Furthermore, this “winning formula” won’t necessarily lead to a win. A singular formula for every ECR, regardless of skill and interest is a recipe for boredom, dissatisfaction and wasted opportunity. Although I appreciate the generous advice I’ve been offered during my early career, I would far rather enjoy my experiences of participating in academia, then defer my interests for now in a high risk gamble of “winning” through to the next career phase.
Here’s my alternative advice – don’t be afraid to say yes and don’t be afraid to say no.
In my last postdoc, I tried a bit of everything. I was vastly under qualified to sit on university, national and international committees, but I did so anyway. I didn’t know how a formal meeting worked, but I learned along the way. I did radio and TV interviews that absolutely terrified me and I was barely able to speak. I bumbled my way through teaching a 3rd year class. I started supervising. I said “yes” to just about everything. It was exciting! It was frightening! But I got a real sense of what I enjoyed, what I didn’t and what skills I valued most.
In my current postdoc, I was aware that I couldn’t live at the pace of crazy my whole career.
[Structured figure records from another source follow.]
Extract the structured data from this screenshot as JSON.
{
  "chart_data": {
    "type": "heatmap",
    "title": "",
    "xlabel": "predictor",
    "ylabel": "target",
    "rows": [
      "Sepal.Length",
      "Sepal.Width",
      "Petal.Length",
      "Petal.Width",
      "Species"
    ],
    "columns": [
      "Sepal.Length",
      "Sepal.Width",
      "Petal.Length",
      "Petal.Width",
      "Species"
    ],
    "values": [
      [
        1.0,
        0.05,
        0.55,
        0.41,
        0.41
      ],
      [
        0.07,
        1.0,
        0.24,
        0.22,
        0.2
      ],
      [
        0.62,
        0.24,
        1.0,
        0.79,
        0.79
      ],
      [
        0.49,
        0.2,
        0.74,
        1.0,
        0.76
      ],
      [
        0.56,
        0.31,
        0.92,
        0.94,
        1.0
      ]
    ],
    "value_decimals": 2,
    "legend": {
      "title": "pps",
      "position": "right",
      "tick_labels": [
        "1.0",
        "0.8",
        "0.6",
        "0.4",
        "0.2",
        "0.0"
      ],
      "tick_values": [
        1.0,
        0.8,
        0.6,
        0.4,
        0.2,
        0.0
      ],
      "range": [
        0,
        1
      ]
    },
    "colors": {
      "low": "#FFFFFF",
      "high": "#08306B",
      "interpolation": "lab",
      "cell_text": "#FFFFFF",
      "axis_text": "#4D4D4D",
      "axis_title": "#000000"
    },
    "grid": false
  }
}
I learned to say “no”. I was offered several opportunities that I’d already had, or that I wasn’t interested in, or that I didn’t have time for. Several times, I turned things down and tried to keep focus on what I enjoyed and valued. Saying no is a lot harder than saying yes, and you will get some push back from supervisors or colleagues. Nonetheless, learning to say “no” is a core skill – no-one else will protect your time and interests except yourself.
Time spent being an ECR is an opportunity to not just carve out a research area, but to carve out a way of practising academia. It’s worth giving it some thought and working out how you want to live in our professional world. The way you ECR likely reflects the way you will research later in your career. Habits are damn hard to break, so it’s worth thinking through now what you would like that to look like. Enjoy it!